I know when I got out I wanted to see my grandmother who by that time was very old. I was not allowed by them (my aunt mostly who was taking care of her) to visit and never saw her or spoke with her after leaving the family.
My mother turned against me with my sister who I was never close to. It would hurt to see my abusive and out of control much older brother being accepted by my sister more than me.
Some things just can't be mended but I have to say that new relationships have become my primary ones. Like my daughter in law who I refer to as my daughter. We are that close as I also am with my granddaugter and son and with her husband who I call my son. I am real glad for that relationship.
I would imagine others here can relate to estrangement from family of origin.

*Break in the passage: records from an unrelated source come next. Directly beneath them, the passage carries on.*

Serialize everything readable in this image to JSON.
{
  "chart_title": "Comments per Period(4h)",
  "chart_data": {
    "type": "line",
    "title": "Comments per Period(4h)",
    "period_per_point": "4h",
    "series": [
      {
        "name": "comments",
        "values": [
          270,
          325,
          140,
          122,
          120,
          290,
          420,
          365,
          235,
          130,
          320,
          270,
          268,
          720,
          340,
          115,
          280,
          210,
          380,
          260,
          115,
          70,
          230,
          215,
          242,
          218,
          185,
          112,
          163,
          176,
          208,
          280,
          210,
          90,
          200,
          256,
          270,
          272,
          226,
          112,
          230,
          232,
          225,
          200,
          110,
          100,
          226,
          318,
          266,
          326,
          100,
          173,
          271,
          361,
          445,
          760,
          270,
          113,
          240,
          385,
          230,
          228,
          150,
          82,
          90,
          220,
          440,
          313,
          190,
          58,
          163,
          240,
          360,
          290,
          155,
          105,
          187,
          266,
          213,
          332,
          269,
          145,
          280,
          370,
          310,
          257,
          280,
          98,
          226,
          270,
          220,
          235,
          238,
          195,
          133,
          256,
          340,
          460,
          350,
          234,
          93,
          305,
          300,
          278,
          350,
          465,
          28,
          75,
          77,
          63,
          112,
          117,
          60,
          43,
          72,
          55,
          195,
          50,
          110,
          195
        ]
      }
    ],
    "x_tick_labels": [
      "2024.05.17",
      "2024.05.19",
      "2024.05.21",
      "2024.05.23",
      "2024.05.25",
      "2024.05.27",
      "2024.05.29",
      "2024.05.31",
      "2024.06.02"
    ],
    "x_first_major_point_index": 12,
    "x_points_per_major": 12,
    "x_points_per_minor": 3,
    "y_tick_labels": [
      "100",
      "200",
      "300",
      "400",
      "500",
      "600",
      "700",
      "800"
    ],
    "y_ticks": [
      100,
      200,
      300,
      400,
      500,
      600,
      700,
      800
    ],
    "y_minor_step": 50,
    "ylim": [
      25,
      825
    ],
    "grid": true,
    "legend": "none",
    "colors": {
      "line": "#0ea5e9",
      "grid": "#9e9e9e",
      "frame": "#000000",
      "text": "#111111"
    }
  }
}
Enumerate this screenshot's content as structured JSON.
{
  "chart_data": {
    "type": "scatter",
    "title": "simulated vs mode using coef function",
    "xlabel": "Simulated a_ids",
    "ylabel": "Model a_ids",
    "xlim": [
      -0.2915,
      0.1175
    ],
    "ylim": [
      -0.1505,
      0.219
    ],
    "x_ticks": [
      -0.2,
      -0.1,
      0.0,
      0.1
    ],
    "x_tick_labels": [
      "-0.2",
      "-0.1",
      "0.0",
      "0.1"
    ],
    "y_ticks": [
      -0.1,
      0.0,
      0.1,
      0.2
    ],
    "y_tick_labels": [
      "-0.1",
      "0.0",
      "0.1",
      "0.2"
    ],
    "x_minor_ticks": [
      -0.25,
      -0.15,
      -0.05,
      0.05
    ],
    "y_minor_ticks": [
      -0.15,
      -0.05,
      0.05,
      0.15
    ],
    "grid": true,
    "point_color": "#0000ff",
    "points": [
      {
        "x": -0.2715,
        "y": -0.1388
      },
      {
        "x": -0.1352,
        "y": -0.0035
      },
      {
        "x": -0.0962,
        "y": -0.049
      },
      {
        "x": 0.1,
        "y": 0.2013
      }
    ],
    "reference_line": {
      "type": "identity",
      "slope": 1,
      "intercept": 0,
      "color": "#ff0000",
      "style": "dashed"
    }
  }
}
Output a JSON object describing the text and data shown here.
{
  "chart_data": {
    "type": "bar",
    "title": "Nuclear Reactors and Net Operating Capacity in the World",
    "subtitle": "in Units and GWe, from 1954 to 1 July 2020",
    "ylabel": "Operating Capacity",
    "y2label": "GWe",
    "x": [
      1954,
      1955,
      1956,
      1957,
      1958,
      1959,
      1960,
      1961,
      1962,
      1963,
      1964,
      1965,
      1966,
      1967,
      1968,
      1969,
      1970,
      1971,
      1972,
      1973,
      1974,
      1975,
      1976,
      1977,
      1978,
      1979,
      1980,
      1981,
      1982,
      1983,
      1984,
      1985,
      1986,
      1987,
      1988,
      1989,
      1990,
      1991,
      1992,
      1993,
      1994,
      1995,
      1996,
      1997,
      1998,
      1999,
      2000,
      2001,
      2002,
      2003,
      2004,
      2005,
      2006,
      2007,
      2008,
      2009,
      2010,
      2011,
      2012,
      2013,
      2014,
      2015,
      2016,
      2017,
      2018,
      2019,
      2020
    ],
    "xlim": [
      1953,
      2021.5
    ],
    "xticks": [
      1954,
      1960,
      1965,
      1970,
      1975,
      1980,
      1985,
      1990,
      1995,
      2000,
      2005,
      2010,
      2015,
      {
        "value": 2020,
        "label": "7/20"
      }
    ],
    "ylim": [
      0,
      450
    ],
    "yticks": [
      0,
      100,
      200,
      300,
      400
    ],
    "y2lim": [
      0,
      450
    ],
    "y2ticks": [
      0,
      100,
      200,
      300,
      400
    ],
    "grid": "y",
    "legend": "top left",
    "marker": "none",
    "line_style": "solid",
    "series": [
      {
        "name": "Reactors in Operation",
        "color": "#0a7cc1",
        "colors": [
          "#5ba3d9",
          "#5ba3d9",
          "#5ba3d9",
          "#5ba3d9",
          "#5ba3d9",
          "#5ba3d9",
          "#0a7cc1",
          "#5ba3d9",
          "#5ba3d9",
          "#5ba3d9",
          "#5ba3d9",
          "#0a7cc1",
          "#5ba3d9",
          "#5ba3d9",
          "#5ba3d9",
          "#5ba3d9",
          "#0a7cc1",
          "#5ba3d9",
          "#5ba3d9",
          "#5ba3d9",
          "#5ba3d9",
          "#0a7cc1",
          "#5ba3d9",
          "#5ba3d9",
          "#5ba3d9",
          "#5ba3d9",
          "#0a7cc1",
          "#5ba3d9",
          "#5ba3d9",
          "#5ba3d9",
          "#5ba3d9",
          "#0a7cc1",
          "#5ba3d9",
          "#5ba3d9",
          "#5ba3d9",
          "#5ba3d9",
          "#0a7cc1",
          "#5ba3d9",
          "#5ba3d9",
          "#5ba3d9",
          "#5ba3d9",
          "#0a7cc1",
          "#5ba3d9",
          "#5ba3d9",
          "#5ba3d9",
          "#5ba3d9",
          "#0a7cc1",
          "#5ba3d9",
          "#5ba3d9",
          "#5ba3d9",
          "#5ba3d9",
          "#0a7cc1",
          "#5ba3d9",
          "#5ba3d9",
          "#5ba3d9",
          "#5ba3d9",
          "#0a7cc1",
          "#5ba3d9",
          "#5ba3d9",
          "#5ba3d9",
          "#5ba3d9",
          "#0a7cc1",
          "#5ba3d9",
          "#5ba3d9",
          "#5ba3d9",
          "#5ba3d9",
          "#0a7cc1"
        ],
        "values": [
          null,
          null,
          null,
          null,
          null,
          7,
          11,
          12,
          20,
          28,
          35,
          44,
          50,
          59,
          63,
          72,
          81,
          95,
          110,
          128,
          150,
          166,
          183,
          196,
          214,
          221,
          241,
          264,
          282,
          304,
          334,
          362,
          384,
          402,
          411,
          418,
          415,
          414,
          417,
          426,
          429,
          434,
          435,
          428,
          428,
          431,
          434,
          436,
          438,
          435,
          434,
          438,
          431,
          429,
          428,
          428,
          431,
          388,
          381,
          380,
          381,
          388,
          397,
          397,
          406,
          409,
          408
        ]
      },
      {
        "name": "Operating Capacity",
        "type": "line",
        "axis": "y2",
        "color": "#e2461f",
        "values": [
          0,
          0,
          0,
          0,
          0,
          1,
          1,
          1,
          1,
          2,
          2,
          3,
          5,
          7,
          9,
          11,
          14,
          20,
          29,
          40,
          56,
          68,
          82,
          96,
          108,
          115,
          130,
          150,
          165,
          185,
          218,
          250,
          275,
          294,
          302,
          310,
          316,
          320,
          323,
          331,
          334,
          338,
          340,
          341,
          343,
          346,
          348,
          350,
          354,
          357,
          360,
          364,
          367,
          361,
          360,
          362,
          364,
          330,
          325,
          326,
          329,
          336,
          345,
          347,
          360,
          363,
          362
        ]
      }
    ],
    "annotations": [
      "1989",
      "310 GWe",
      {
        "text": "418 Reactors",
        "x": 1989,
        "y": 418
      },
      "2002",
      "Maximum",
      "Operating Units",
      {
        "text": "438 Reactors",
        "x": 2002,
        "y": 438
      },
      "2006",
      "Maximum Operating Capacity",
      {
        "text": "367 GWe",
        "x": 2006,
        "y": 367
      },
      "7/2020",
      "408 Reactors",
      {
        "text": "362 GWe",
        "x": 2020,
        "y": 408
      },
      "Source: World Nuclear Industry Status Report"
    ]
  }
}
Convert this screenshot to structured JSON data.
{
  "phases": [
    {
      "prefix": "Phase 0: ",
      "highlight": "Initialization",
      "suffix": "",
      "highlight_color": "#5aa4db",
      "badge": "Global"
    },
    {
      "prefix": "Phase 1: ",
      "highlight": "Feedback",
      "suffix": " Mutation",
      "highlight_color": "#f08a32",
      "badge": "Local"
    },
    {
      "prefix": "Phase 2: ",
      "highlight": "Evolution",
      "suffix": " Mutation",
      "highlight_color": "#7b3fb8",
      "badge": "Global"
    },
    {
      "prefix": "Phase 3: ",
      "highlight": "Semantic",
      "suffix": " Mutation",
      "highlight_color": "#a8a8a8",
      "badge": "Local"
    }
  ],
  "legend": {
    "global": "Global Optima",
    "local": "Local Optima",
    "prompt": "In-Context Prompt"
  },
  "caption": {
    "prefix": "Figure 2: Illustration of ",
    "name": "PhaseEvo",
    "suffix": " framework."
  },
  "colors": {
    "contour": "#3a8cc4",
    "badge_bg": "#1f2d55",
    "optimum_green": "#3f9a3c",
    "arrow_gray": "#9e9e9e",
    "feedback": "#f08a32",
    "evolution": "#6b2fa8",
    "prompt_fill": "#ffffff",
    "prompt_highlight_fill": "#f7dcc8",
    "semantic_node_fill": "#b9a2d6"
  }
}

> That was very interesting, Jane. I was
> thinking about how long it has taken you and
> your siblings to piece all this together. My
> husband and I have gone through similar
> experiences with his family. I'm also
> beginning to understand family dynamics
> regarding my step-mother and half sisters,
> too. After my mother died (I was 13 and my
> sister was 6), my dad remarried a couple of
> years later. He and my stepmother had two
> daughters. I was never very close to them
> due to the huge age difference and the fact
> that I was either in college or the COG for
> most of their early life. When I returned to
> the states, I tried to begin a relationship
> with my dad, step-mom, sister and
> half-sisters; however, in the beginning,
> things were, naturally, strained. My sister
> and I actually had no real problems
> re-establishing our relationship. We've
> always had a love and understanding between
> us that wasn't true of the rest of the clan.
> After a while, however, I began to realize
> all the resentment that my dad and step-mom
> had against me. I still don't understand it
> all, though. Eventually I apologized to
> them, but they continued to harbor things. I
> know this because they continued to bring up
> my COG life. They had trouble leaving it in
> the past. I believe that they, too, felt
> some guilt. My step-mother apologized for
> not allowing my dad to seek the help of the
> FBI to get me out of the COG. (LOL We know
> how well that would have worked.) I told her
> that I understood and didn't hold any
> resentment. Thankfully, my relationship with
> my dad did improve and before he died, we
> became fairly close. Although I began to
> assume that things had also improved with my
> step-mother, I have had to acknowledge that
> she will probably never accept me as part of
> what is left of the family. The biggest
> heartache for me, however, is how torn my
> sister is. We have had a very close
> relationship over the years. We call each
> other frequently on the phone. We talk for
> long periods; we share everything about our
> lives. But this summer I was confronted with
> a side of my sister that I found very
> disappointing. It has taken a lot of prayer
> to help me over this hump. I confronted my
> sister about her behavior and she
> acknowledged that she was wrong, but she
> still doesn't seem to get it. What happened
> was that she spent weeks visiting my
> stepmother and half-sisters, although she
> hasn't seen me in a couple of years. She had
> just visited them last March, too. But still
> she continues to call me and act like I'm
> her best friend. When I asked her if she
> spoke with them as often, she said that they
> rarely call her. She always has to call
> them. It's a real puzzle to me. I love her
> dearly, but they seem to have something that
> she needs. I'm thinking that it's a sense of
> family and belonging.
> Family dynamics can be so complex as it is.
> Add to that a member who was in a
> disreputable cult and sometimes the
> repercussions can last a lifetime. I don't
> pine over the loss, though, because I know
> that my step-mother is not a believer, and
> that part of the difficulty is that I remain
> a committed Christian.
> Thanks for sharing your story and hope that
> you didn't mind that I shared this as well.